По-видимому, мы апеллируем к сверхъестественному, когда восхищаемся поведением, поскольку не можем подкрепить его иным способом. Мы можем заставить солдат рисковать своей жизнью или щедро платить им за этот риск и вполне можем в этих случаях ими не восхищаться. Но, кажется, восхищение — это единственное, с помощью чего можно побудить человека рисковать своей жизнью, когда он «не обязан» и не получает за это очевидного вознаграждения. Разница между выражением восхищения и признанием заслуг ясна тогда, когда мы восхищаемся поведением, на которое наше восхищение не может повлиять. Мы называем научные достижения, картины, музыкальные произведения или книги восхитительными тогда, когда мы не можем повлиять на ученого, художника, композитора или писателя, хотя если бы у нас была такая возможность, нам следовало бы признать его заслуги и предложить иную поддержку. Мы восхищаемся дарами наследственности — физической красотой, ловкостью или отвагой народа, семьи или индивида, — но не для того, чтобы изменить их. (Со временем восхищение может изменить генетический фонд, поменяв условия отбора, но для этого потребуется огромное время.)
То, что мы можем назвать борьбой за достоинство, имеет много схожего с борьбой за свободу.

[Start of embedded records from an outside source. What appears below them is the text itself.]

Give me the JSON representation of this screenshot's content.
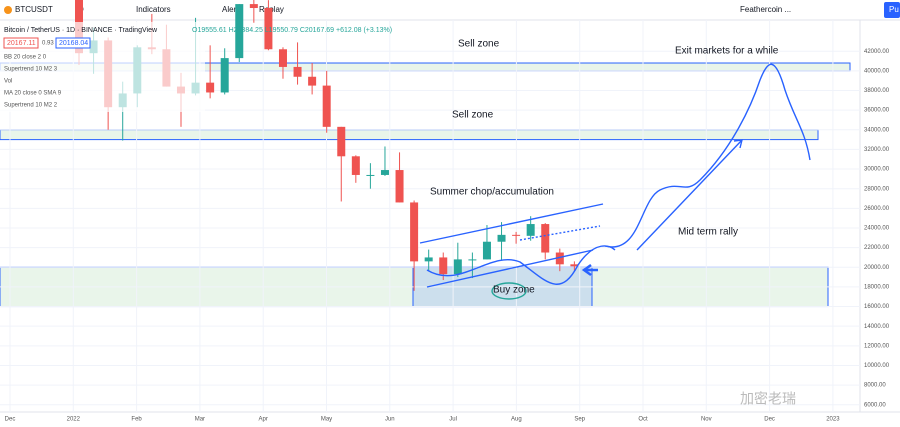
{
  "toolbar": {
    "symbol": "BTCUSDT",
    "interval": "D",
    "indicators": "Indicators",
    "alert": "Alert",
    "replay": "Replay",
    "layout": "Feathercoin ...",
    "publish": "Pu"
  },
  "legend": {
    "title": "Bitcoin / TetherUS · 1D · BINANCE · TradingView",
    "ohlc": "O19555.61 H20384.25 L19550.79 C20167.69 +612.08 (+3.13%)",
    "bid": "20167.11",
    "spread": "0.93",
    "ask": "20168.04",
    "studies": [
      "BB 20 close 2 0",
      "Supertrend 10 M2 3",
      "Vol",
      "MA 20 close 0 SMA 9",
      "Supertrend 10 M2 2"
    ]
  },
  "watermark": "加密老瑞",
  "chart_data": {
    "type": "candlestick",
    "up_color": "#26a69a",
    "down_color": "#ef5350",
    "categories": [
      null,
      null,
      null,
      null,
      null,
      null,
      null,
      null,
      null,
      null,
      null,
      null,
      null,
      null,
      null,
      null,
      null,
      null,
      null,
      null,
      null,
      null,
      null,
      null,
      null,
      null,
      null,
      null,
      null,
      null,
      null,
      null,
      null,
      null,
      null
    ],
    "open": [
      47300,
      41800,
      43100,
      36300,
      37700,
      42400,
      42200,
      38400,
      37700,
      38800,
      37800,
      41300,
      46800,
      46400,
      42200,
      40400,
      39400,
      38500,
      34300,
      31300,
      29400,
      29400,
      29900,
      26600,
      20600,
      21000,
      19300,
      20800,
      20800,
      22600,
      23300,
      23200,
      24400,
      21500,
      20300
    ],
    "high": [
      47500,
      44400,
      43400,
      38900,
      42600,
      45800,
      44700,
      39800,
      45400,
      42600,
      42300,
      46800,
      48200,
      47200,
      42400,
      42900,
      40800,
      40000,
      34300,
      31400,
      30600,
      32300,
      31700,
      26800,
      21800,
      21500,
      22500,
      21500,
      24300,
      24600,
      23600,
      25200,
      24500,
      21900,
      20600
    ],
    "low": [
      40600,
      39700,
      34000,
      32900,
      36300,
      41700,
      38400,
      34300,
      37500,
      37200,
      37600,
      40900,
      44900,
      42100,
      39200,
      38600,
      37600,
      33700,
      26700,
      28600,
      28000,
      29300,
      26600,
      17600,
      19600,
      18700,
      19000,
      18900,
      20800,
      20700,
      22400,
      22700,
      20800,
      19600,
      19600
    ],
    "close": [
      41800,
      43100,
      36300,
      37700,
      42400,
      42200,
      38400,
      37700,
      38800,
      37800,
      41300,
      46800,
      46400,
      42200,
      40400,
      39400,
      38500,
      34300,
      31300,
      29400,
      29400,
      29900,
      26600,
      20600,
      21000,
      19300,
      20800,
      20800,
      22600,
      23300,
      23200,
      24400,
      21500,
      20300,
      20100
    ],
    "xtick_labels": [
      "Dec",
      "2022",
      "Feb",
      "Mar",
      "Apr",
      "May",
      "Jun",
      "Jul",
      "Aug",
      "Sep",
      "Oct",
      "Nov",
      "Dec",
      "2023"
    ],
    "ylim": [
      5260,
      45180
    ],
    "yticks": [
      {
        "value": 42000,
        "label": "42000.00"
      },
      {
        "value": 40000,
        "label": "40000.00"
      },
      {
        "value": 38000,
        "label": "38000.00"
      },
      {
        "value": 36000,
        "label": "36000.00"
      },
      {
        "value": 34000,
        "label": "34000.00"
      },
      {
        "value": 32000,
        "label": "32000.00"
      },
      {
        "value": 30000,
        "label": "30000.00"
      },
      {
        "value": 28000,
        "label": "28000.00"
      },
      {
        "value": 26000,
        "label": "26000.00"
      },
      {
        "value": 24000,
        "label": "24000.00"
      },
      {
        "value": 22000,
        "label": "22000.00"
      },
      {
        "value": 20000,
        "label": "20000.00"
      },
      {
        "value": 18000,
        "label": "18000.00"
      },
      {
        "value": 16000,
        "label": "16000.00"
      },
      {
        "value": 14000,
        "label": "14000.00"
      },
      {
        "value": 12000,
        "label": "12000.00"
      },
      {
        "value": 10000,
        "label": "10000.00"
      },
      {
        "value": 8000,
        "label": "8000.00"
      },
      {
        "value": 6000,
        "label": "6000.00"
      }
    ],
    "zones": [
      {
        "label": "Sell zone",
        "range": [
          40000,
          40800
        ]
      },
      {
        "label": "Sell zone",
        "range": [
          33000,
          34000
        ]
      },
      {
        "label": "Buy zone",
        "range": [
          16000,
          20000
        ]
      }
    ],
    "annotations": [
      "Exit markets for a while",
      "Summer chop/accumulation",
      "Mid term rally"
    ]
  }
}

Устранение положительного подкрепляющего стимула оказывает аверсивное влияние, и когда людей лишают признания или восхищения, или даже шанса на них, они реагируют соответственно. Они бегут от тех, кто лишает их всего этого, или нападают на них для того, чтобы ослабить их влияние. Литература достоинства выявляет тех, кто посягает на ценность человека, описывает методы, которые они используют, и предлагает меры противодействия. Подобно литературе свободы она не слишком много внимания уделяет простому бегству, по-видимому, потому что этому не нужно учить. Вместо этого она сосредотачивается на ослаблении тех, кто вредит достоинству других людей. Предлагаемые ею меры редко бывают столь насильственными, как те, что рекомендует литература свободы, что, возможно, связано с меньшей, как правило, аверсивностью репутационных потерь по сравнению с болью и смертью. Зачастую они носят исключительно словесный характер: мы реагируем на тех, кто лишает нас должного достоинства, протестуя, противодействуя или осуждая их и их действия. (Чувство, которое охватывает протестующего человека, обычно описывают словом «негодование», значение которого определяется как «выражение возмущенного неудовольствия»; но мы не протестуем, потому что мы чувствуем негодование. Мы одновременно протестуем и чувствуем негодование из-за того, что лишены возможности добиться восхищения или признания.)
Значительная часть литературы достоинства посвящена вопросам справедливости и адекватности наград и наказаний. И свобода, и достоинство находятся под ударом тогда, когда обсуждается проблема целесообразности наказания. Экономические традиции внесли в литературу принцип определения справедливой цены и справедливой платы. Первый протест ребенка — «Это нечестно» — обычно связан с величиной вознаграждения или наказания. Здесь мы касаемся той области литературы достоинства, которая противостоит посягательствам на ценность личности. Человек протестует (и одновременно чувствует негодование) тогда, когда его излишне притесняют, сбивают с толку, помыкают им, заставляют работать неисправными инструментами, ставят в глупое положение розыгрышами или принуждают вести себя унизительно, как бывает в тюрьме или в концлагере. Он возмущается и протестует против любых излишних мер контроля. Мы оскорбляем его, предлагая заплатить за услуги, которые он оказал безвозмездно, потому что тем самым намекаем, что он не настолько великодушен или доброжелателен. Студент протестует, когда мы подсказываем ему ответ, которой он и так знает, поскольку мы лишаем его признания, которое он мог бы получить за это знание. Приводя набожному человеку доказательство бытия Бога, мы разрушаем его притязания на чистую безусловную веру. Мистикам не нравятся ортодоксы; антиномисты44
придерживаются того взгляда, что вести себя хорошо, следуя заповедям, — отнюдь не подлинная добродетель. Гражданское мужество не так уж легко проявить перед лицом полиции. Требовать от гражданина присягнуть на верность — значит уничтожить определенную часть его преданности, поскольку в дальнейшем любое лояльное поведение может быть приписано присяге.